Delhi govt opposes L-G Baijal’s rider of free diagnostic tests and surgeries
Anil Baijal, on the other hand, maintained that he put the condition based on the recommendations of the finance and planning departments, which come under the Delhi government.delhi Updated: Jan 03, 2018 16:58 IST
The Delhi government’s scheme to pay for providing free diagnostic tests and surgeries at private centres continued has become the latest issue to add to the list of controversies around the relations between the AAP dispensation and the Lieutenant Governor’s office.

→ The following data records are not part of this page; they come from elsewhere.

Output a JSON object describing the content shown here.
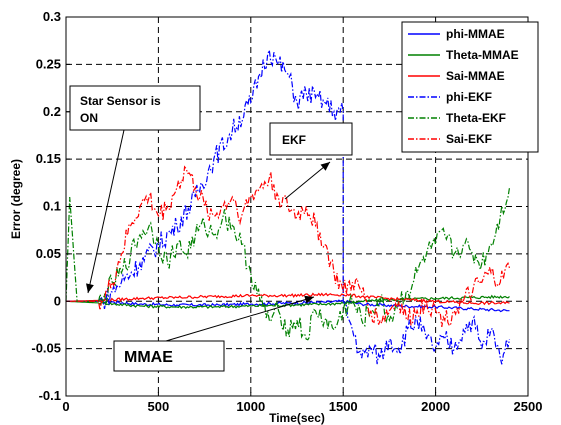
{
  "chart_data": {
    "type": "line",
    "title": "",
    "xlabel": "Time(sec)",
    "ylabel": "Error (degree)",
    "xlim": [
      0,
      2500
    ],
    "ylim": [
      -0.1,
      0.3
    ],
    "xticks": [
      0,
      500,
      1000,
      1500,
      2000,
      2500
    ],
    "yticks": [
      -0.1,
      -0.05,
      0,
      0.05,
      0.1,
      0.15,
      0.2,
      0.25,
      0.3
    ],
    "xtick_labels": [
      "0",
      "500",
      "1000",
      "1500",
      "2000",
      "2500"
    ],
    "ytick_labels": [
      "-0.1",
      "-0.05",
      "0",
      "0.05",
      "0.1",
      "0.15",
      "0.2",
      "0.25",
      "0.3"
    ],
    "grid": true,
    "grid_style": "dashed",
    "legend_position": "top-right",
    "series": [
      {
        "name": "phi-MMAE",
        "color": "#0000ff",
        "style": "solid",
        "x": [
          0,
          200,
          400,
          600,
          800,
          1000,
          1200,
          1400,
          1500,
          1600,
          1800,
          2000,
          2200,
          2400
        ],
        "y": [
          0,
          0,
          -0.003,
          -0.004,
          -0.004,
          -0.003,
          -0.002,
          -0.001,
          0,
          -0.003,
          -0.005,
          -0.006,
          -0.008,
          -0.01
        ]
      },
      {
        "name": "Theta-MMAE",
        "color": "#008000",
        "style": "solid",
        "x": [
          0,
          200,
          400,
          600,
          800,
          1000,
          1200,
          1400,
          1500,
          1600,
          1800,
          2000,
          2200,
          2400
        ],
        "y": [
          0,
          -0.002,
          -0.005,
          -0.006,
          -0.006,
          -0.005,
          -0.004,
          -0.003,
          -0.002,
          0,
          0.002,
          0.003,
          0.004,
          0.005
        ]
      },
      {
        "name": "Sai-MMAE",
        "color": "#ff0000",
        "style": "solid",
        "x": [
          0,
          200,
          400,
          600,
          800,
          1000,
          1200,
          1400,
          1500,
          1600,
          1800,
          2000,
          2200,
          2400
        ],
        "y": [
          0,
          0.001,
          0.003,
          0.004,
          0.005,
          0.006,
          0.006,
          0.007,
          0.007,
          0.005,
          0.002,
          0,
          -0.002,
          -0.002
        ]
      },
      {
        "name": "phi-EKF",
        "color": "#0000ff",
        "style": "dashdot",
        "x": [
          0,
          200,
          250,
          300,
          400,
          500,
          600,
          700,
          800,
          900,
          1000,
          1050,
          1100,
          1150,
          1200,
          1250,
          1300,
          1350,
          1400,
          1450,
          1500,
          1500,
          1550,
          1600,
          1650,
          1700,
          1750,
          1800,
          1850,
          1900,
          1950,
          2000,
          2050,
          2100,
          2150,
          2200,
          2250,
          2300,
          2350,
          2400
        ],
        "y": [
          0,
          0,
          0.01,
          0.02,
          0.04,
          0.06,
          0.08,
          0.11,
          0.15,
          0.18,
          0.21,
          0.24,
          0.265,
          0.25,
          0.24,
          0.21,
          0.22,
          0.215,
          0.21,
          0.2,
          0.2,
          0,
          -0.03,
          -0.06,
          -0.05,
          -0.06,
          -0.04,
          -0.05,
          -0.03,
          -0.02,
          -0.04,
          -0.05,
          -0.04,
          -0.05,
          -0.03,
          -0.02,
          -0.05,
          -0.03,
          -0.06,
          -0.04
        ]
      },
      {
        "name": "Theta-EKF",
        "color": "#008000",
        "style": "dashdot",
        "x": [
          0,
          20,
          60,
          200,
          250,
          300,
          350,
          400,
          450,
          500,
          550,
          600,
          650,
          700,
          750,
          800,
          850,
          900,
          950,
          1000,
          1050,
          1100,
          1150,
          1200,
          1250,
          1300,
          1350,
          1400,
          1450,
          1500,
          1550,
          1600,
          1650,
          1700,
          1750,
          1800,
          1850,
          1900,
          1950,
          2000,
          2050,
          2100,
          2150,
          2200,
          2250,
          2300,
          2350,
          2400
        ],
        "y": [
          0,
          0.11,
          0,
          0,
          0.02,
          0.03,
          0.05,
          0.07,
          0.08,
          0.06,
          0.04,
          0.06,
          0.05,
          0.07,
          0.08,
          0.07,
          0.09,
          0.08,
          0.06,
          0.03,
          0,
          -0.02,
          -0.01,
          -0.03,
          -0.02,
          -0.04,
          -0.01,
          -0.02,
          -0.03,
          -0.01,
          0,
          -0.02,
          -0.01,
          0,
          -0.02,
          0,
          0.01,
          0.03,
          0.05,
          0.06,
          0.07,
          0.05,
          0.06,
          0.05,
          0.04,
          0.06,
          0.09,
          0.12
        ]
      },
      {
        "name": "Sai-EKF",
        "color": "#ff0000",
        "style": "dashdot",
        "x": [
          0,
          200,
          250,
          300,
          350,
          400,
          450,
          500,
          550,
          600,
          650,
          700,
          750,
          800,
          850,
          900,
          950,
          1000,
          1050,
          1100,
          1150,
          1200,
          1250,
          1300,
          1350,
          1400,
          1450,
          1500,
          1550,
          1600,
          1650,
          1700,
          1750,
          1800,
          1850,
          1900,
          1950,
          2000,
          2050,
          2100,
          2150,
          2200,
          2250,
          2300,
          2350,
          2400
        ],
        "y": [
          0,
          0,
          0.02,
          0.05,
          0.08,
          0.1,
          0.11,
          0.09,
          0.1,
          0.12,
          0.14,
          0.12,
          0.1,
          0.09,
          0.1,
          0.11,
          0.09,
          0.11,
          0.12,
          0.13,
          0.11,
          0.1,
          0.09,
          0.1,
          0.08,
          0.06,
          0.03,
          0.01,
          0.02,
          0.01,
          -0.01,
          -0.02,
          -0.01,
          0,
          -0.02,
          -0.01,
          0,
          -0.01,
          -0.02,
          -0.01,
          0,
          0.01,
          0.02,
          0.03,
          0.02,
          0.035
        ]
      }
    ],
    "annotations": [
      {
        "text": "Star Sensor is\nON",
        "points_to": [
          100,
          0
        ]
      },
      {
        "text": "EKF",
        "points_to": [
          1410,
          0.155
        ]
      },
      {
        "text": "MMAE",
        "points_to": [
          1270,
          0.005
        ]
      }
    ]
  }
}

The Delhi government has opposed L-G Anil Baijal’s rider of introducing an income criterion for availing free diagnostic tests and surgeries. Baijal, on the other hand, maintained that he put the condition based on the recommendations of the finance and planning departments, which come under the Delhi government.
Around 11,000 people have benefitted from the schemes in nine months – March to November 2017 – Delhi health minister Satyendar Jain said. “The objections will render the whole scheme unworkable,” he said.
Currently, anyone who needs a diagnostic test prescribed by doctors in Delhi government hospitals that cannot be done in the hospital or has a long waiting period, can avail it from 67 empanelled private labs and hospitals. For a surgery, if the waiting period is more than a month, the patient can get it done in one of the 48 empanelled hospitals.
The only criterion was that they have to be citizens of Delhi.
The government had been paying private centres either at CGHS rates, which are usually half of the market rates, or a fraction of it. “We are not introducing any tax for it or even asking the centre for money. We are making the schemes work within the existing health budget, then what is the problem,” Jain said.
To this, the L-G said that no government can have unlimited resources and that the affluent sections of the society should not crowd out the deserving poor. “It is really strange to note that the elected government is of the view that the resources of the state should be used to provide financial assistance to the rich people staying in posh colonies,” a statement from the L-G’s office read.
The government has also objected to L-G’s advice that an income criterion be introduced for the tests being provided at mohalla clinics and polyclinics.
“Till now, all treatment including all medicines, tests and consultation was free for all patients, irrespective of income limit, in all mohalla clinics and polyclinics. Now, according to the L-G, all consultations and medicines would continue to be free for all patients but patients above a particular income limit would be charged for diagnostic tests. Additional staff would also need to be deployed to receive payments from “rich” patients for diagnostics tests,” a government press release read.
The government has said that the income criteria is not required as only the poor visit the government hospitals and introducing it will make the whole process cumbersome and require additional staff to identify eligible people.
“A patient, who has been prescribed a diagnostic test, will first (have to) go to an SDM office to procure an income certificate... If you need any certificate on an emergency basis from SDM office, one knows that you would end up paying huge bribes. Secondly, false income certificates are available at a “cost”,” read a government release.
However, the L-G stated that the easiest way to do this was to introduce self certification instead of asking for income certificate.
The minister questioned as to why the middle class cannot be allowed to avail the facility. The L-G’s office reverted that he never advised to exclude the middle class from the scheme. “The government is free to choose an appropriate income level that does not exclude the middle classes and the poor from the scheme.”
The government has also been asked to come up with a system to monitor that unnecessary tests are not ordered in collusion with private centres. The L-G also asked that a mechanism be developed for taking action against private centres if their quality was found to be poor, or if they indulged in any malpractices.